De Minister van Justitie en Veiligheid,
D.M. van Weel
De Staatssecretaris van Justitie en Veiligheid
T.H.D. Struycken
De Minister van Asiel en Migratie,
M.H.M. Faber-van de Klashorst
Geannoteerde agenda van de informele bijeenkomst van de Raad Justitie en Binnenlandse Zaken, 30 en 31 januari 2025 te Warschau
I. Binnenlandse Zaken
1. Werksessie I: Nieuwe en innovatieve oplossingen voor migratiemanagment
Onder dit agendapunt zal het Voorzitterschap naar verwachting aansturen op een brede discussie over uitdagingen en oplossingen op het gebied van asiel en migratie. Op het moment van schrijven zijn nog geen stukken verspreid. Het kabinet zet zich, zoals uw Kamer reeds bekend, in Europa ervoor in de asielinstroom naar Nederland fors te beperken. Nederland is samen met gelijkgezinde landen voortrekker in het verkennen en uitwerken van mogelijkheden voor innovatieve partnerschappen, waaronder terugkeerhubs. Tegelijkertijd zet het kabinet zich met gelijkgezinde landen in voor een aanpassing van wetgeving, zodat innovatieve oplossingen vaker toegepast kunnen worden onder andere door het herzien van het veilig derde land-concept, het verwijderen of verruimen van het bandencriterium en het aanpassen van de Terugkeerrichtlijn.

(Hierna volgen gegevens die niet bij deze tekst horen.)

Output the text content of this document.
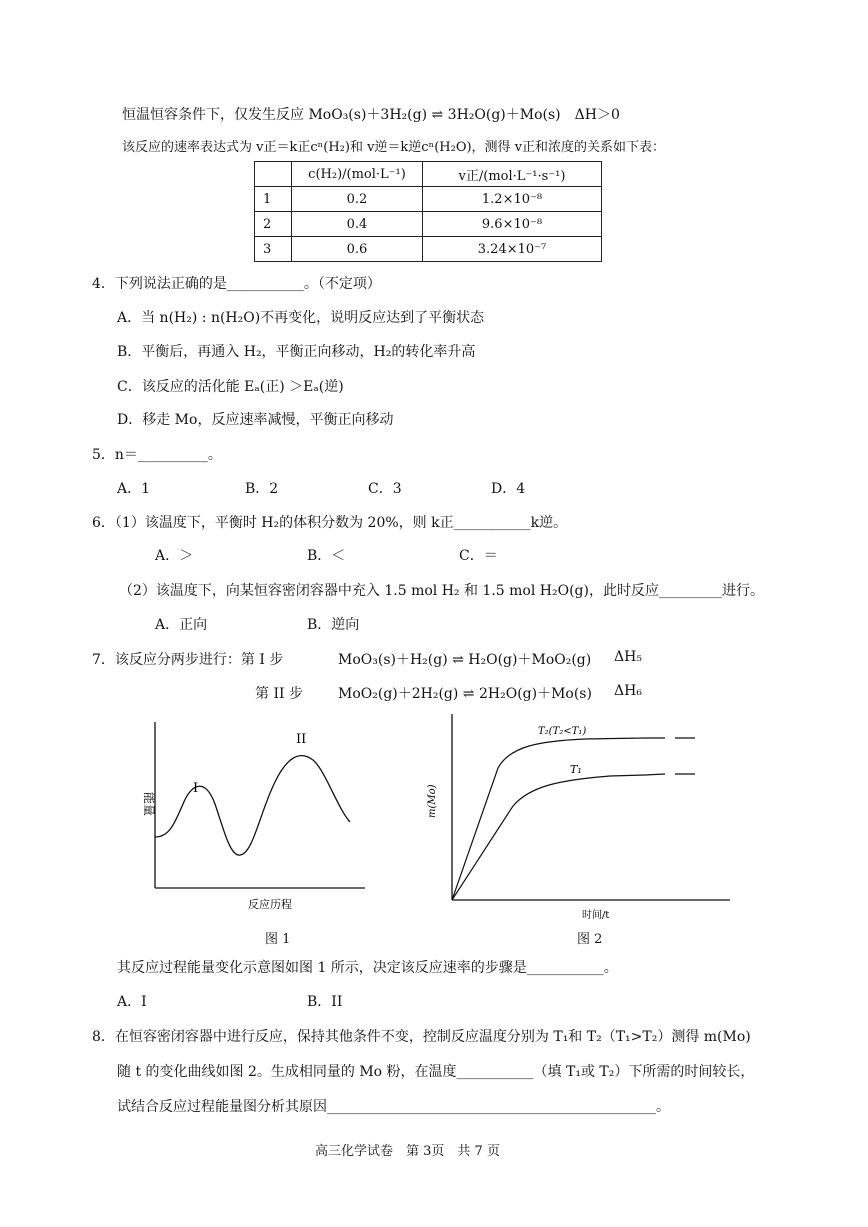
恒温恒容条件下，仅发生反应 MoO₃(s)＋3H₂(g) ⇌ 3H₂O(g)＋Mo(s)　ΔH＞0
该反应的速率表达式为 v正＝k正cⁿ(H₂)和 v逆＝k逆cⁿ(H₂O)，测得 v正和浓度的关系如下表：
	c(H₂)/(mol·L⁻¹)	v正/(mol·L⁻¹·s⁻¹)
1	0.2	1.2×10⁻⁸
2	0.4	9.6×10⁻⁸
3	0.6	3.24×10⁻⁷
4．下列说法正确的是___________。（不定项）
A．当 n(H₂) : n(H₂O)不再变化，说明反应达到了平衡状态
B．平衡后，再通入 H₂，平衡正向移动，H₂的转化率升高
C．该反应的活化能 Eₐ(正) ＞Eₐ(逆)
D．移走 Mo，反应速率减慢，平衡正向移动
5．n＝__________。
A．1	B．2	C．3	D．4
6．（1）该温度下，平衡时 H₂的体积分数为 20%，则 k正___________k逆。
A．＞	B．＜	C．＝
（2）该温度下，向某恒容密闭容器中充入 1.5 mol H₂ 和 1.5 mol H₂O(g)，此时反应_________进行。
A．正向	B．逆向
7．该反应分两步进行：第 I 步	MoO₃(s)＋H₂(g) ⇌ H₂O(g)＋MoO₂(g) ΔH₅
第 II 步	MoO₂(g)＋2H₂(g) ⇌ 2H₂O(g)＋Mo(s) ΔH₆
I
II
能量
反应历程
图 1
T₂(T₂<T₁)
T₁
m(Mo)
时间/t
图 2
其反应过程能量变化示意图如图 1 所示，决定该反应速率的步骤是___________。
A．I	B．II
8．在恒容密闭容器中进行反应，保持其他条件不变，控制反应温度分别为 T₁和 T₂（T₁>T₂）测得 m(Mo)
随 t 的变化曲线如图 2。生成相同量的 Mo 粉，在温度___________（填 T₁或 T₂）下所需的时间较长，
试结合反应过程能量图分析其原因_______________________________________________。
高三化学试卷　第 3页　共 7 页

Het kabinet wenst de inperking van de asielinstroom daarnaast te bereiken door versterking van de EU-buitengrenzen, strikte en goed nageleefde asiel- en toegangsprocedures, innovatieve vormen van migratiesamenwerking met derde landen, en verbetering van terugkeer. Tijdens deze JBZ-raad zal het kabinet in het bijzonder aandacht vragen voor de Nederlandse prioriteiten met betrekking tot de herziening van de Terugkeerrichtlijn en de herziening van het veilig derde land-concept. Voor deze herzieningen wordt respectievelijk in maart en begin van de zomer een voorstel van de Europese Commissie (hierna: de Commissie) verwacht. Voor de herziening van de Terugkeerrichtlijn zal Nederland benadrukken dat deze terugkeer en de bijbehorende wettelijke procedures moet vereenvoudigen, meer plichten moet geven aan personen om aan hun eigen terugkeer mee te werken, en dat er meer ruimte moet worden gecreëerd voor het implementeren van innovatieve terugkeersamenwerking met derde landen (zoals terugkeerhubs). Voor wat betreft de herziening van het veilig derde land-concept zal het kabinet benadrukken dat deze moet leiden tot een aantal gerichte wijzigingsvoorstellen die de wettelijke basis verbreden om asielzoekers door middel van het concept buiten de EU op te vangen. Zo is het kabinet van mening dat het bandencriterium, waartoe geen internationaalrechtelijke verplichting bestaat, verwijderd of verruimd dient te worden. Ook dienen andere procedurele vereisten die effectieve toepassing kunnen verbeteren, zoals het beperken van het recht op grondgebied van een EU-lidstaat te blijven gedurende de volledige beroepsperiode, bij de herziening te worden betrokken. Een ander aandachtspunt van het kabinet is dat lidstaten, naast de gemeenschappelijk op te stellen EU-lijsten, ook voldoende vrijheid moeten behouden om, met inachtneming van alle daartoe ingerichte waarborgen en vereisten, nationale lijsten van veilige derde landen aan te houden.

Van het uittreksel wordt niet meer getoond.